Zones humides, ce patrimoine naturel à l’écosystème exceptionnel, on en compte, au total, plus de 200 couvrant 8% de la superficie du pays, et dont une quarantaine sont déjà classées sites Ramsar de par leur grande importance internationale. S’appellent ainsi les vastes étendues d’eau, temporaires ou permanentes, douces ou saumâtres et les plaines inondables aux alentours. Voilà, en fait, de quoi se composent nos sebkhats et lagunes, les chotts, les îles, les oueds, les golfes, les tourbières et bien d’autres plans d’eau, où nichent notamment des milliers d’oiseaux migrateurs et poussent des végétations naturelles et aquatiques. A cela s’ajoutent les barrages, les salines et les lacs collinaires, considérés comme des zones humides artificielles.
Une idée figée
Parlons-en ainsi, experts internationaux et associations spécialisées sont, tous, unanimes sur la valeur écologique et économique de ces zones et leur rôle capital dans la conservation de la faune et de la flore, mais aussi la génération des revenus pour des populations entières. Celles dont la vie dépend, étroitement, de ces milieux aquatiques hypersensibles à toute activité humaine abusive, subissant toutes les formes de pression tant anthropiques que naturelles et d’exploitation à n’en plus finir. Ils sont devenus un patrimoine en péril. Après la révolution, plusieurs crimes écologiques ont été, alors, pointés du doigt. Et pourtant, on ne les dote pas encore d’une stratégie nationale de gestion. L’idée en est restée, jusque-là, figée et non élaborée, sauf que des concertations multipartites déjà engagées, il y a peu de temps, avaient, alors, débouché sur des outputs pas encore adoptés. Et il fallait passer encore du temps pour revenir à la question.
C’est qu’un 3e atelier de réflexion a eu lieu récemment à Tunis, au cours duquel le WWF, la direction générale des forêts (DGF) et des associations concernées ont tenu à relancer le débat focalisé sur l’intérêt de gratifier nos zones humides d’une stratégie de conservation et de gestion. Ce dont un draft fut alors présenté, en version actualisée, avec les recommandations des précédents ateliers. Mais, rien n’est encore finalisé. L’on doit s’attendre à ce que le projet prenne corps.

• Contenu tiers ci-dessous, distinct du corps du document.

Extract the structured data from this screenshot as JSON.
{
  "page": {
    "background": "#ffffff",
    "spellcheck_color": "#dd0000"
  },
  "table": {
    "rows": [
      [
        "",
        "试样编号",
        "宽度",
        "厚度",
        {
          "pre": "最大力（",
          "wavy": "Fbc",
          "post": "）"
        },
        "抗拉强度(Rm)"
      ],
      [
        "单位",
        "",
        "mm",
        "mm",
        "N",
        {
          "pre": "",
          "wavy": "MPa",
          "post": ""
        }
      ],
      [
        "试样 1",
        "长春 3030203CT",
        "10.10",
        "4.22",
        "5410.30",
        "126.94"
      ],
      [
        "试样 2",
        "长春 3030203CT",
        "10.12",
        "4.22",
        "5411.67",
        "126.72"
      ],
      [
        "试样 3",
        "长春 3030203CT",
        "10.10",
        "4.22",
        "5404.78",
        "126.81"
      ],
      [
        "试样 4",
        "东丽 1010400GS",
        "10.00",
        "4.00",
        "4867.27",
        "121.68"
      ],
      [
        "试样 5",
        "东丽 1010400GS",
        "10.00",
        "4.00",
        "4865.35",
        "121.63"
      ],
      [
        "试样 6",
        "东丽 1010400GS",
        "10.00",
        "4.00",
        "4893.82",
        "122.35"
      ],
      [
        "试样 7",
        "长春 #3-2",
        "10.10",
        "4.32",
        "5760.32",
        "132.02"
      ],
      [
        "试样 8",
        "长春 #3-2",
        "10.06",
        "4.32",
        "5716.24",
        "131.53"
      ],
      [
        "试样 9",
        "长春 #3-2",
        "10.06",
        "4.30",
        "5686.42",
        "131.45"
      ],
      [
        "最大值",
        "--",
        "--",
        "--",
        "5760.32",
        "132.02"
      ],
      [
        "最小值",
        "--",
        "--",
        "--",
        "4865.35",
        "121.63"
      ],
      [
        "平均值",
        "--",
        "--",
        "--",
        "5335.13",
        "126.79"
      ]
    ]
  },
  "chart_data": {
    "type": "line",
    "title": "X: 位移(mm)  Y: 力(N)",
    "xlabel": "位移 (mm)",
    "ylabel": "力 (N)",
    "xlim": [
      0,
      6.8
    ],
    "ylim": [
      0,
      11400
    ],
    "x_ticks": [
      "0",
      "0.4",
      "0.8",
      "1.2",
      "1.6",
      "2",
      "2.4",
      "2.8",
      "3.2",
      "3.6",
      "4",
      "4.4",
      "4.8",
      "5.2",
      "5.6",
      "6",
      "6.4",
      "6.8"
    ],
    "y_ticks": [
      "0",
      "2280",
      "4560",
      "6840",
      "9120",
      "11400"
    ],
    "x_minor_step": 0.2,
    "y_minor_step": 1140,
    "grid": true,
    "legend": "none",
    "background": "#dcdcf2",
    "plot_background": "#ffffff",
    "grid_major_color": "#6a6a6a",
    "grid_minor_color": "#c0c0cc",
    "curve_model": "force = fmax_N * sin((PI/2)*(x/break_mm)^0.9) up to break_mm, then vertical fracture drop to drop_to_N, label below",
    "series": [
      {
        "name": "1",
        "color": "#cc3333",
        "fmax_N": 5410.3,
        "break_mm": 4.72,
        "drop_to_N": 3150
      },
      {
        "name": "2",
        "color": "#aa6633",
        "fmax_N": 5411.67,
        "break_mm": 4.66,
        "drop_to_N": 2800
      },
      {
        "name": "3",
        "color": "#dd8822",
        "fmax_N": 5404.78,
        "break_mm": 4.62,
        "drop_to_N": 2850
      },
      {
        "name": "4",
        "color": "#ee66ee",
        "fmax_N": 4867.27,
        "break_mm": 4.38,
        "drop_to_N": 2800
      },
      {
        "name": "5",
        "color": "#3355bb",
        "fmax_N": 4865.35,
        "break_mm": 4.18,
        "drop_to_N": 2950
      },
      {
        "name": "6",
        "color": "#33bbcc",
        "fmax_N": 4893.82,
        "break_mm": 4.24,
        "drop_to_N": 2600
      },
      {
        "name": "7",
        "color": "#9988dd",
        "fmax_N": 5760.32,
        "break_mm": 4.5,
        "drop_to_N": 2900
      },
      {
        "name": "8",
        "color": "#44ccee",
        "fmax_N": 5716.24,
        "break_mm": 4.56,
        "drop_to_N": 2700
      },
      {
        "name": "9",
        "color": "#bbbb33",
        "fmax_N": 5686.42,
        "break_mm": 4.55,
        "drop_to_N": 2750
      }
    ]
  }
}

Cette stratégie, comme l’avait prévu Hela Guidara, sous-directrice de la chasse et des parcs nationaux à la DGF, une des parties intervenantes, aurait dû être fin prête en 2019, soit quatre ans après son lancement. Et voilà encore quatre ans déjà, on ne voit rien venir. Elle demeure, encore, à ses premiers balbutiements. Et le WWF-Tunisie, son chef d’orchestre, semble-t-il, n’a pas communiqué sur un tel retard fort remarqué. Ni même le ministère de l’Agriculture, représenté par son DGF, n’a eu des précisions à donner. Jamais une idée ou stratégie n’a fait du chemin dans ce pays. Ironie du sort !
Nos zones humides réduites de moitié !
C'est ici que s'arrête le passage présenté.